El paso de los años iluminó, con la linterna minera de los grandes sucesos y de las pequeñas mezquindades cotidianas, las grietas, los desniveles, las incomodidades del edificio que se había levantado. A través de muchas generaciones, según los matices propios de cada tiempo y de cada lugar, intelectuales y políticos comprobaron que la cocina quedaba a veces demasiado lejos de la biblioteca y que las noches de lluvia y frío buscaban cristales rotos para meterse en los corazones del dormitorio. Las enfermedades del compromiso afloraron en síntomas de diversa calaña: el poco valor estético de las obras panfletarias, la escasa inclinación de los aparatos partidistas a respetar la libertad creativa y los giros abismales de la Historia, que degradan las ilusiones y las traducen en idiomas repugnantes de avaricia y miedo. Claro que tampoco ha sido muy aleccionador el comportamiento de algunos intelectuales que aprovecharon la burocracia de los partidos únicos para trepar en el silencio de las dictaduras o la variedad de ofertas democráticas para pasar de la extrema izquierda a la derecha extrema, olvidándose de su memoria por un plato televisivo o por unas subvenciones con sabor a lentejas.
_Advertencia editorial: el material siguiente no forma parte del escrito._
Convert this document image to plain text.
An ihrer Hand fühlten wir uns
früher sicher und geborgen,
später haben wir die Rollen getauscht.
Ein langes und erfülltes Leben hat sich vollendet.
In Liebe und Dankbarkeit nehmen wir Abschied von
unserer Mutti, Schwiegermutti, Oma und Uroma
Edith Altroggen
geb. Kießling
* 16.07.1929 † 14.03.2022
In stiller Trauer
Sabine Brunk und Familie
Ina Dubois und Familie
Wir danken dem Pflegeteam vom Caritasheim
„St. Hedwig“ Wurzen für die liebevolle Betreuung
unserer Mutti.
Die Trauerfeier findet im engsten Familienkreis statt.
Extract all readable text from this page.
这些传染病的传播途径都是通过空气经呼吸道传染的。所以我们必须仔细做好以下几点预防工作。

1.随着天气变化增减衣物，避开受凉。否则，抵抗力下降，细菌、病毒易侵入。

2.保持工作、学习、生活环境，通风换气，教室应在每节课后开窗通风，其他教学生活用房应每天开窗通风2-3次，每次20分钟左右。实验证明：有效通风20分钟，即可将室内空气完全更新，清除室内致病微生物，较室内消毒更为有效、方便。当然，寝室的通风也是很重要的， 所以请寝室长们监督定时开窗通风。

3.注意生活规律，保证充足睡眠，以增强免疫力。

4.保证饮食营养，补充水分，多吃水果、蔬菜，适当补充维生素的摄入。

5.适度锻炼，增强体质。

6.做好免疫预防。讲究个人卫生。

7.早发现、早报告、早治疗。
La dedicación de los intelectuales a la política está marcada por las mismas virtudes y miserias que han dibujado el panorama poco gratificante de la realidad. Habrá quien piense que se trata de una relacion definitivamente fracasada. El problema es que los políticos pueden pasar de los intelectuales, pero no de la inteligencia y la cultura, y los intelectuales pueden olvidarse de los políticos, pero no de la política y de las implicaciones éticas. Para estar viva y ser útil, la cultura necesita convertirse en una reflexión ideológica sobre las formas y los lenguajes de la realidad, sobre el vocabulario y las imágenes de la vida. Un intelectual no puede renunciar a su independencia moral, pero tampoco puede encerrarse en el despacho, convirtiendo sus saberes en un ejercicio de erudición hueca. En una sociedad marcada por el culto al dinero y por el prestigio de la desigualdad, es conveniente que los tontos útiles de siempre vuelvan al tajo, con sus picos y sus palas, buscándole las vueltas a la verdad.